A la hora de hacer la medición hay elementos que pueden influir en el resultado, como por ejemplo el tipo de papel utilizado, si imprimimos a doble cara y la calidad de impresión que hemos ajustado, por lo que debemos tener cuidado cuando interpretamos esos valores.

En el caso de HP podemos encontrar soluciones como las nuevas LaserJet con JetIntelligence que consiguen acabar casi por completo con la penalización de velocidad al imprimir a doble cara.

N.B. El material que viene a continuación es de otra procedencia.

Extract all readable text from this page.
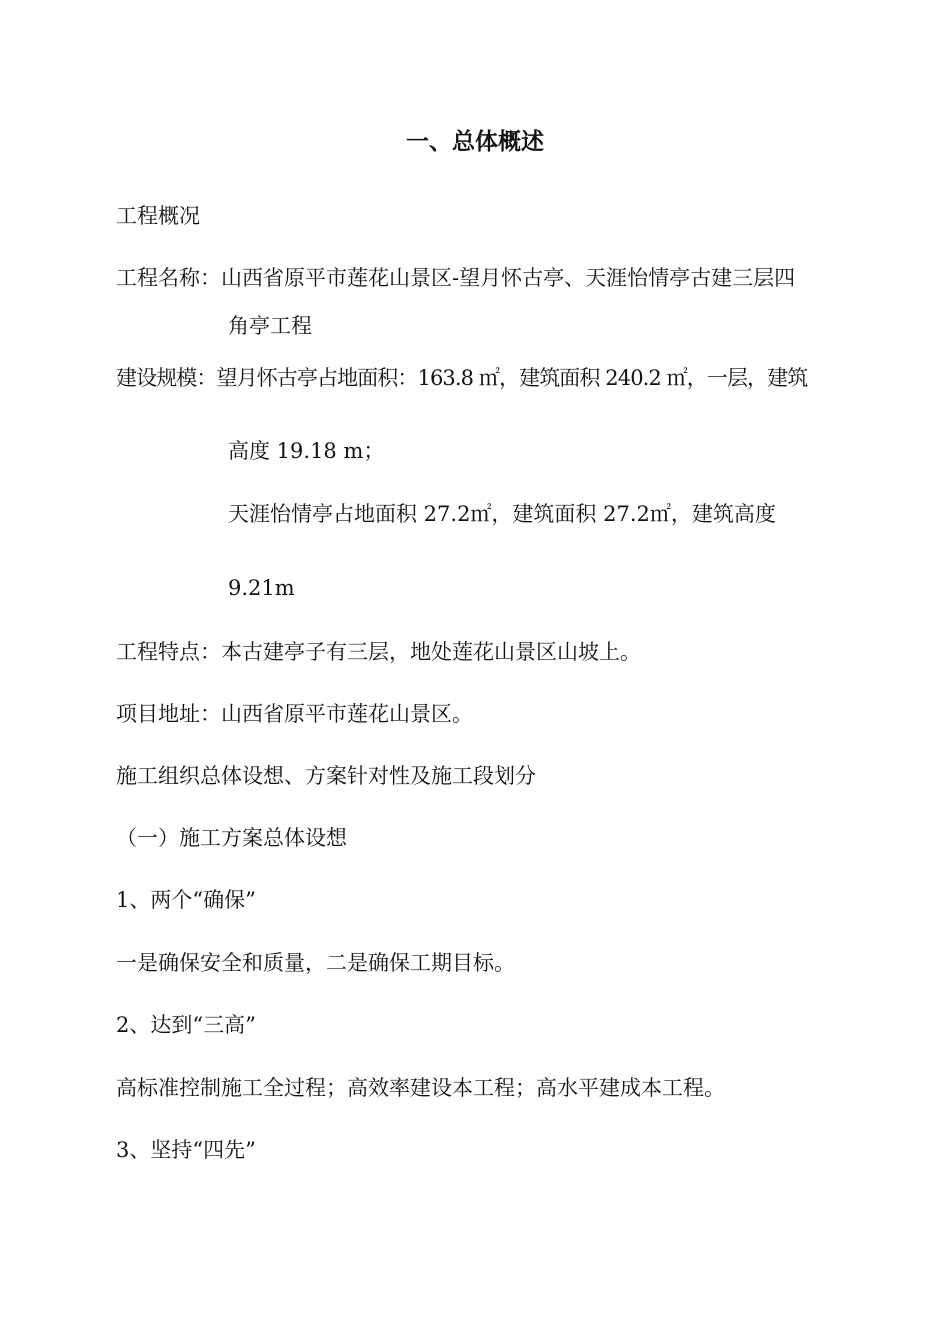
一、总体概述
工程概况
工程名称：山西省原平市莲花山景区-望月怀古亭、天涯怡情亭古建三层四
角亭工程
建设规模：望月怀古亭占地面积：163.8 ㎡，建筑面积 240.2 ㎡，一层，建筑
高度 19.18 m；
天涯怡情亭占地面积 27.2㎡，建筑面积 27.2㎡，建筑高度
9.21m
工程特点：本古建亭子有三层，地处莲花山景区山坡上。
项目地址：山西省原平市莲花山景区。
施工组织总体设想、方案针对性及施工段划分
（一）施工方案总体设想
1、两个“确保”
一是确保安全和质量，二是确保工期目标。
2、达到“三高”
高标准控制施工全过程；高效率建设本工程；高水平建成本工程。
3、坚持“四先”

Capacidad y velocidad de impresión, una mirada en conjunto

Ahora que sabemos qué es exactamente cada uno de esos elementos y lo que hay detrás de ellos podemos entender mejor por qué debemos valorarlos de forma conjunta. Lo explicaremos con un ejemplo sencillo:

Si tenemos una empresa con unas necesidades de impresión de 7.000 páginas al mes y nos compramos una impresora que tiene un nivel óptimo de 1.500 y un máximo de 10.000 páginas mensuales habremos elegido mal, ya que nos estaremos moviendo en un rango muy superior al recomendado y además esa impresora no tendrá una velocidad de trabajo adecuada para ciclos de trabajo tan altos.

Continuando con ese ejemplo si esa impresora es capaz de imprimir a un ritmo de 10 páginas por minuto nos llevará más de cuatro horas sacar adelante 2.500 impresiones, y encima estaremos forzándola al trabajar por encima de su capacidad óptima.

Por contra, si tenemos una impresora como las PageWide de última generación de HP estaríamos dentro del volumen óptimo de impresión y podríamos imprimir a un ritmo de hasta 75 páginas por minuto, lo que aplicado al ejemplo anterior supone que tardaríamos menos de una hora en imprimir esas 2.500 páginas.

A continuación os dejamos un resumen de la relación capacidad-velocidad de impresión que podemos considerar como óptima en cada rango:

  • Capacidad óptima de menos de 500 páginas al mes: nos vale con unas 6 páginas por minuto.
  • Capacidad óptima de más de 500 y menos de 1.500 al mes: el mínimo recomendable son 10 páginas por minuto.
  • Capacidad óptima de entre 2.000 y 3.000 páginas al mes: es recomendable que supere como mínimo las 20 páginas por minuto.
  • Capacidad óptima de más de 3.000 páginas al mes: entramos en soluciones de gama alta, donde las 30-40 páginas por minuto son recomendables.

Ventajas de un buen equilibrio entre capacidad y velocidad de impresión
Así, el valor que ofrece una impresora con una buena capacidad y velocidad de impresión se puede resumir en:

  • Óptimo mantenimiento del flujo de trabajo.
  • Agilidad y dinamismo en el entorno de impresión, menos esperas.
  • Mayor flexibilidad a la hora de enfrentar cualquier reto.
  • Permite enfrentar nuevos desafíos profesionales y crecer sin tener que renovar.
  • Contribuye a crear un entorno de impresión eficiente y optimizado.